If the vectors u,v,w are linearly independent, will u+v, v+w, and u+w, u-v, v-w, and u-w be L.I. as well?

Answer 1

u+v, v+w, and u+w will be linearly independent vectors. Consider that for them to be linearly dependent, p(u+v) + q(v+w) + r(u+w) =0 for some scalars p, q, and r, with at least one of p,q, and r being not equal to zero. However, since u,v, and w are linearly independent, this is only possible if the scalars which are associated with u, v, and w are all 0 after simplifying.
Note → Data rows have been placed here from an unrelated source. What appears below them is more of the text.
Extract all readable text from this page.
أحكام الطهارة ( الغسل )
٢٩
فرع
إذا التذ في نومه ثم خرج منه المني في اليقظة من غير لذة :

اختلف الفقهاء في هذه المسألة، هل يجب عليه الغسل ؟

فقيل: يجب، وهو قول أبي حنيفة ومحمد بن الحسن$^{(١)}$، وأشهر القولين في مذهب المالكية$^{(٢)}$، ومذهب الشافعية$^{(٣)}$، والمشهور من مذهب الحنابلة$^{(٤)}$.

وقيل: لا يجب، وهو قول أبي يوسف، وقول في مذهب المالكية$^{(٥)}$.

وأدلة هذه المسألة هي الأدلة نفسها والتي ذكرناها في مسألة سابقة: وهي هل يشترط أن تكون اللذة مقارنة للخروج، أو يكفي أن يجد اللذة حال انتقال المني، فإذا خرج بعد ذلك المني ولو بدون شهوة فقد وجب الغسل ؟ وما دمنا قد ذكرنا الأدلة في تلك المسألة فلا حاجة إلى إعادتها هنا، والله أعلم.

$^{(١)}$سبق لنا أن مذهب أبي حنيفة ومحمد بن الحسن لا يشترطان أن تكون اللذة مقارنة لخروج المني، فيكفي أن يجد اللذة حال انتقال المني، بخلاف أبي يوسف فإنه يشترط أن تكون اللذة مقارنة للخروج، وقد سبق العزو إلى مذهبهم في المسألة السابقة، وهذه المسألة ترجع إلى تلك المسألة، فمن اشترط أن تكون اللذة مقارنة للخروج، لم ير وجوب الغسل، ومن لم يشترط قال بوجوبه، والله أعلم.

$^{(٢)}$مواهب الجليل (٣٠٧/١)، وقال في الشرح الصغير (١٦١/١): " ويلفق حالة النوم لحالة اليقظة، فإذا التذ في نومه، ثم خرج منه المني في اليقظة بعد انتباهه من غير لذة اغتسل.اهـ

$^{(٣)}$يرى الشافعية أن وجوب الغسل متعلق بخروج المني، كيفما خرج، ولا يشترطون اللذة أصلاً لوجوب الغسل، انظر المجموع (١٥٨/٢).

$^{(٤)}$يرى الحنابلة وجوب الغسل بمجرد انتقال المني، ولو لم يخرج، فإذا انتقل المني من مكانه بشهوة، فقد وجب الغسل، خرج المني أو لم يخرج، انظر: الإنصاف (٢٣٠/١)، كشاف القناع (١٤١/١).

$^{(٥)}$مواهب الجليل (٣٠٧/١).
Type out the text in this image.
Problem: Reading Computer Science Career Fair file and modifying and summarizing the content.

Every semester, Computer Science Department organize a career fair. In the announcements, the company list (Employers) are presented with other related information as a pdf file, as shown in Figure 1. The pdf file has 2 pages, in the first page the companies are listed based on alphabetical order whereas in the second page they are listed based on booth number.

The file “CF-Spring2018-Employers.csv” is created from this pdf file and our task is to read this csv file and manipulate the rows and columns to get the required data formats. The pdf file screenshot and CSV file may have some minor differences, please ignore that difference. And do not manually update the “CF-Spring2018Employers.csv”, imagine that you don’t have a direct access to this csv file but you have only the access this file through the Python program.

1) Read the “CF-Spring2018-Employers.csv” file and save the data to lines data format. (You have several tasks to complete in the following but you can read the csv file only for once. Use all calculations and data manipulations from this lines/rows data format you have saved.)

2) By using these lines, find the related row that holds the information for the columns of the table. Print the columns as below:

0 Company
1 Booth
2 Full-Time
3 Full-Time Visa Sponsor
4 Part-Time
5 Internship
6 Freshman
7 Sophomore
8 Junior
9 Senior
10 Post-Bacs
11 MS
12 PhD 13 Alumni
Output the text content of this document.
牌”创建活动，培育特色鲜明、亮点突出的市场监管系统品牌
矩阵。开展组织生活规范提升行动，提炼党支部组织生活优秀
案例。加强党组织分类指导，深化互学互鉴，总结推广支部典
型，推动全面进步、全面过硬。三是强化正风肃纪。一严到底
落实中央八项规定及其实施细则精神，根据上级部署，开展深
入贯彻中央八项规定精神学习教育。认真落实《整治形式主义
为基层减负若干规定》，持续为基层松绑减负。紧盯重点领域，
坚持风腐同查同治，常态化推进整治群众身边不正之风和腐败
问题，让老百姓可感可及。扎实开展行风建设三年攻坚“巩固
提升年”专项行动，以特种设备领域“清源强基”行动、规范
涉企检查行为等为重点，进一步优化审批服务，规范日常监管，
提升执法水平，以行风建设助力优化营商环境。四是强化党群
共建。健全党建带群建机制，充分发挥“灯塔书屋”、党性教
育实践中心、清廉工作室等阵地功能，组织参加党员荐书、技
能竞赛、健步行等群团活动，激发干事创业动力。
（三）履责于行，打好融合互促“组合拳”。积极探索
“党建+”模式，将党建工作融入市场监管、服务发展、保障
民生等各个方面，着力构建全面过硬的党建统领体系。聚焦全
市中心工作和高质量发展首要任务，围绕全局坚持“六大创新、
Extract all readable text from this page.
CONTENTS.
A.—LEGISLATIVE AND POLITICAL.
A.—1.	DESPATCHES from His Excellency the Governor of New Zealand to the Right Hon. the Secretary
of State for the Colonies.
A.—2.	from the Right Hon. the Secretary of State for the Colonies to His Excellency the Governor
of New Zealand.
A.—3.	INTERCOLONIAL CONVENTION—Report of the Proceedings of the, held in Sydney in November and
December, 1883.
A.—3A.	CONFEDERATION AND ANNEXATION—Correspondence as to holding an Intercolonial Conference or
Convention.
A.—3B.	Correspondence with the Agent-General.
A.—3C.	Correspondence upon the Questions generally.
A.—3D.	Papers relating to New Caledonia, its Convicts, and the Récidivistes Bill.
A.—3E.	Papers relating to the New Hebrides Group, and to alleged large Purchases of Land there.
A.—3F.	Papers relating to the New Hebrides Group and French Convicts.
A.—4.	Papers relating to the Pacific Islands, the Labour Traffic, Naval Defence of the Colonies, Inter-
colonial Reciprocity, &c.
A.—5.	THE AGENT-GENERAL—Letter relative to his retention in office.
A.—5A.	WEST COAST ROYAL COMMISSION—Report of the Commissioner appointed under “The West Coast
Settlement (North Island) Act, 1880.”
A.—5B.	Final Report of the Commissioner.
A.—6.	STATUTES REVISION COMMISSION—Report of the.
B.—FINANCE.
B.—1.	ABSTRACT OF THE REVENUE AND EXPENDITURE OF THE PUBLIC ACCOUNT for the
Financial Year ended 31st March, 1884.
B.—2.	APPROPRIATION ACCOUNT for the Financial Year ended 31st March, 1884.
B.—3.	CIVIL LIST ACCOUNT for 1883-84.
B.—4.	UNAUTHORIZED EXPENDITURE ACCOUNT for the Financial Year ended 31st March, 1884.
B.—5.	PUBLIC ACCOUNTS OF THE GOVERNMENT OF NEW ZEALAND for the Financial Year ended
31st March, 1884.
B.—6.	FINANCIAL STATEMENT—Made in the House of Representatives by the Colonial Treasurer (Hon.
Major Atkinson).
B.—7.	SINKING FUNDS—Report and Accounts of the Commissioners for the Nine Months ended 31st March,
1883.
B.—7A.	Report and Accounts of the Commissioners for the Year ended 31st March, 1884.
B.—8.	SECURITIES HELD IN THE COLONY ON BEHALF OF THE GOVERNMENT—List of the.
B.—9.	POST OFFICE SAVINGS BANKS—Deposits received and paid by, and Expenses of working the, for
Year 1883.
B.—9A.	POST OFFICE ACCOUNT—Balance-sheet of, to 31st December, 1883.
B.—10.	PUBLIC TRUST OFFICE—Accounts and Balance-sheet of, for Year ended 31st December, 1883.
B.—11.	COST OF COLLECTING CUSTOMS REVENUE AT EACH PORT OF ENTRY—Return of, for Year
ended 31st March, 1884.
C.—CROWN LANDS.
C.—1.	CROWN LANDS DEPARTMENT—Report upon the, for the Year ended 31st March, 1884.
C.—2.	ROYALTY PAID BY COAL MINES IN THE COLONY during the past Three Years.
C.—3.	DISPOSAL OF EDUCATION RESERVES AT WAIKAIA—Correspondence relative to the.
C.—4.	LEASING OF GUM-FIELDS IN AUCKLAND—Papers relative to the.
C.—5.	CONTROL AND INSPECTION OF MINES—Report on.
This implies that:

p+r=0
p+q=0
q+r=0

This system of equations has a uniqe solution, with p, q, and r all equal to zero. In particular, it has no solutions with any of p, q and r not equal to zero. Thus, there are no nontrivial relations among (u+v), (u+w), and (v+w), and these vectors are linearly independent. Q.E.D.

For u-v, v-w, and u-w, these vectors will never be linearly indpendent, because a nontrivial relationship between them exists. Specifically: -(u-v) - (v-w) + (u-w) = 0

Answer 2

I assume the questions read:
1: u+v, v+w, u+w
2: u-v, v-w, u-w
The first question boils down to: is the determinant of
1 1 0
0 1 1
1 0 1
non-zero? Since this matrix transforms u,v,w into u+v etc. Actually, it's determinant is 2 so the answer is yes.

For the second question, the matrix is
1 -1 0
0 1 -1
1 0 -1
Again, the determinant is 2.

Answer 3

linear independence means that we cannot derive one vector by a linear sum of other two vectors...

so the question is:

can u+v be expressed as a linear sum of v+w & u+w ?

if so, let u+v = a(v+w) + b (u+w) for some scalars, a & b

u + v = av + (a+b) w + b u

or, (1-b)u = av + (a+b) w which means u can be expressed as a linear combination of v and w... which is against our assumption...

so u+v is not a linear sum of the other two...

apply similar logic to the other set as well....

Answer 4

not necessarily